The best-designed and cost-effective financial products cannot reach Indian investors without a viable industry to market these

In a bid to attract new investors to financial products, Indian market regulators have been tightening the screws on firms to make their products more transparent and cost-effective. But investors don’t seem to be taking much notice of this. A key reason is that the distribution industry, without which new products cannot reach the end-consumer, is in a shambles. Take life insurers who, in response to the Insurance Regulatory and Development Authority’s (IRDA) new rules for traditional policies, have rolled out some 500 new and revised plans in the last one month. But such changes, far from exciting agents, are actually causing disquiet. IRDA’s latest annual report in fact shows that as many as 8 lakh agents — a third of the existing field force — exited the life insurance business in 2012-13. The mutual fund industry has also suffered similar upheavals in the last four years, after the SEBI, with the best intentions, banned entry loads and tightened its scrutiny of new products.
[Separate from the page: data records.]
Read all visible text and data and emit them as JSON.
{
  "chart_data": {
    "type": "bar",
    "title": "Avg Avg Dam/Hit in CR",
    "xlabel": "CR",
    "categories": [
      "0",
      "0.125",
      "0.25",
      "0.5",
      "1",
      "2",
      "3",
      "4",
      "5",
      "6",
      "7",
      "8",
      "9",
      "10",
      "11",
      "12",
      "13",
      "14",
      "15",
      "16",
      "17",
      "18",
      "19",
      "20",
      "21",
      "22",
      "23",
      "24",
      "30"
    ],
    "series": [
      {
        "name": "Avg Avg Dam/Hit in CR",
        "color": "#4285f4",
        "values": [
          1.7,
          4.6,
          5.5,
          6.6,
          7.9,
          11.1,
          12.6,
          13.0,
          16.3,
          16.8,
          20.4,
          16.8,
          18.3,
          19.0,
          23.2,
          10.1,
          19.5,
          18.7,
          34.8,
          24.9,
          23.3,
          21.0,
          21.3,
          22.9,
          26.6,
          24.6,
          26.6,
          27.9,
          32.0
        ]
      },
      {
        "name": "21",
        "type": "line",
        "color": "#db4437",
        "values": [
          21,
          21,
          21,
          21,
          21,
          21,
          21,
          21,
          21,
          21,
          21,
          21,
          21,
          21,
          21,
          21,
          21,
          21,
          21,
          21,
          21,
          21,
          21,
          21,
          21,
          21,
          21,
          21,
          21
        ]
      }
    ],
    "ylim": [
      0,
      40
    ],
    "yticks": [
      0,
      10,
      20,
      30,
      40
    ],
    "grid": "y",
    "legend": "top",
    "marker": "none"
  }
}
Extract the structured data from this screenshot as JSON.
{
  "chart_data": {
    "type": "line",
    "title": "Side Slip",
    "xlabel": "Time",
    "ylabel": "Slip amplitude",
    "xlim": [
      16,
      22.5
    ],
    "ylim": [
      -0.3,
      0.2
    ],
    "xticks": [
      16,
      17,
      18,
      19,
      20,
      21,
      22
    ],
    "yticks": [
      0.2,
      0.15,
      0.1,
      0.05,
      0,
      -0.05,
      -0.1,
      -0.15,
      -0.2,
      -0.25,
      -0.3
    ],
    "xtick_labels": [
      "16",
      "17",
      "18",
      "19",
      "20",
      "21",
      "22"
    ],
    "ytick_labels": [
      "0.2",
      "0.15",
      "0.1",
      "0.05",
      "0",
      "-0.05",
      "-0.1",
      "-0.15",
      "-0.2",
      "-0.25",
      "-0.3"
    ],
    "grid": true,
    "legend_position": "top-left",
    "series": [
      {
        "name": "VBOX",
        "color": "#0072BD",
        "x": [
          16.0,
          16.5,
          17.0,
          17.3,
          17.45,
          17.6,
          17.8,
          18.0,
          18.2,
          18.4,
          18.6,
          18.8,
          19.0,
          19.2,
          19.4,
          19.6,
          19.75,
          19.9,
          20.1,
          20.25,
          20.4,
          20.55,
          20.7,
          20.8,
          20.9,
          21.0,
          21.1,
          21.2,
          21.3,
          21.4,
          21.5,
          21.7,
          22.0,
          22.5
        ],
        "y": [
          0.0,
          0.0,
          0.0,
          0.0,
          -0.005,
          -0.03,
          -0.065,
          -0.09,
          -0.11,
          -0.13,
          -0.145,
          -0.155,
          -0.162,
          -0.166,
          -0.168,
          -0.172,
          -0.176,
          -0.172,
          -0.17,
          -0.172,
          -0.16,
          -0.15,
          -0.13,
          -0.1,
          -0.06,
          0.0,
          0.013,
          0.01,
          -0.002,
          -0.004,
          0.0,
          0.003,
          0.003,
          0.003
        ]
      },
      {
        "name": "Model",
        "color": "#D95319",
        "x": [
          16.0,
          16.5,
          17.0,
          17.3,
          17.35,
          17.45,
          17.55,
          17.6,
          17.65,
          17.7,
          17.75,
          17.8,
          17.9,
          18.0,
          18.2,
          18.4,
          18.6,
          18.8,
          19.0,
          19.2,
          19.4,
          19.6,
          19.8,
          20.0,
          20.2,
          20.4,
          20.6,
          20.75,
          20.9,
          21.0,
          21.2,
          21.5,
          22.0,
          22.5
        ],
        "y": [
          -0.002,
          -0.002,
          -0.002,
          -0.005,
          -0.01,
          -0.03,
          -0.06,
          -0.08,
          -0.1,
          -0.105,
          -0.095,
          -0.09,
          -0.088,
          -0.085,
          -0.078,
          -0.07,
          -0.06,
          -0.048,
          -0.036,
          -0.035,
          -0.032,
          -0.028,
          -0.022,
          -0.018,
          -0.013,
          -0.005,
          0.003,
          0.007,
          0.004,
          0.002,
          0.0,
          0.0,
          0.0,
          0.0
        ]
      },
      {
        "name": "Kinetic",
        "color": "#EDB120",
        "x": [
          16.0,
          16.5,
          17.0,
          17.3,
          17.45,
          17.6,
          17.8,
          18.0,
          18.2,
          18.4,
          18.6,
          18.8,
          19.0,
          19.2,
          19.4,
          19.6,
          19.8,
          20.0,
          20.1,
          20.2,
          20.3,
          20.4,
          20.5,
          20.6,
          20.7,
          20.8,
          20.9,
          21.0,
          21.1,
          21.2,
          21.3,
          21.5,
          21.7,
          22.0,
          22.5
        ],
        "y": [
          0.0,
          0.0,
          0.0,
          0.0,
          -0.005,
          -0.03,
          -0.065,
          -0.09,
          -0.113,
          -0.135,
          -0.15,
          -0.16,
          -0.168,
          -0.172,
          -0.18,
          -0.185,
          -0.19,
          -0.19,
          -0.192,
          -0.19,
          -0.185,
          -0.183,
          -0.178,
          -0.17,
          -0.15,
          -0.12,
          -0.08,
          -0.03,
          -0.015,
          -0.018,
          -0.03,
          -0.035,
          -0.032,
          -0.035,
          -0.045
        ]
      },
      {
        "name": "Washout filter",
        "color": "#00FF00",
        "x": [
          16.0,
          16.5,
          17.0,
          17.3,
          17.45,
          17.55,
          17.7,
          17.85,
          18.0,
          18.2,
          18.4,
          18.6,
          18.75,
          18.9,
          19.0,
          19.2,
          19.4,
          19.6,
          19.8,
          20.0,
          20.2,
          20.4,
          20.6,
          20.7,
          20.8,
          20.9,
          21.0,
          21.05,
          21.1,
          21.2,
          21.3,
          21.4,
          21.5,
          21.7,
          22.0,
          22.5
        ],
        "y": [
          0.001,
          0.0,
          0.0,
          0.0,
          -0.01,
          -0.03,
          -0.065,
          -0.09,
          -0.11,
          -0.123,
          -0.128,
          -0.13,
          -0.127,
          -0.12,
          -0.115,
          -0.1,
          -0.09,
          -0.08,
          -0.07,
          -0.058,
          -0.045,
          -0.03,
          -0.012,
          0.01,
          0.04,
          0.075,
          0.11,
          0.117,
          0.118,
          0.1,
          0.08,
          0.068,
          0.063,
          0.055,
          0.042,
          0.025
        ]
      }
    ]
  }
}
Regulators need to realise that retail investors will not throng to financial products just because there’s a large menu of them available at ultra-low costs. Given dismal levels of financial literacy and internet penetration in India, even the best products need an army of agents to actively market them. The rising complexity and customisation of products also requires serious financial intermediary professionals. Part-timers peddling brochures, filling in forms and collecting cheques from investors can no longer fulfil this role. It is time the regulators take a deep breath and abandon their current obsession with product reform. They should, instead, focus on intermediaries, to address the significant inconsistencies in their regulations.

A good starting point could be commission structures. Why should mutual fund agents, for instance, be banned from taking any upfront commissions when incentives up to one per cent are given on government-backed small savings schemes and tax-free bonds? Incidentally, commissions on market-linked insurance plans remain as high as 15-20 per cent of the first-year premium. Likewise, we have SEBI seeking to reduce conflict of interest by separating commission-earning agents from pure advisors, but IRDA wanting the same bank to sell products of multiple insurers. While mutual fund schemes are sold on the basis of track record, insurers are barred from it and rely only on ‘illustrative’ returns. Multiplicity of marketing practices, commission structures and entry norms across financial products leads to confusion for investors; it also creates perverse incentives for distributors. The latter would obviously hard-sell products offering high incentives and neglect those fetching modest fees. It is time the regulators coordinated their efforts and took stock of what is ailing the distribution industry. Framing a common set of rules on selling practices and incentive structures for all intermediaries may do far more for financial product penetration today than product reforms have done so far.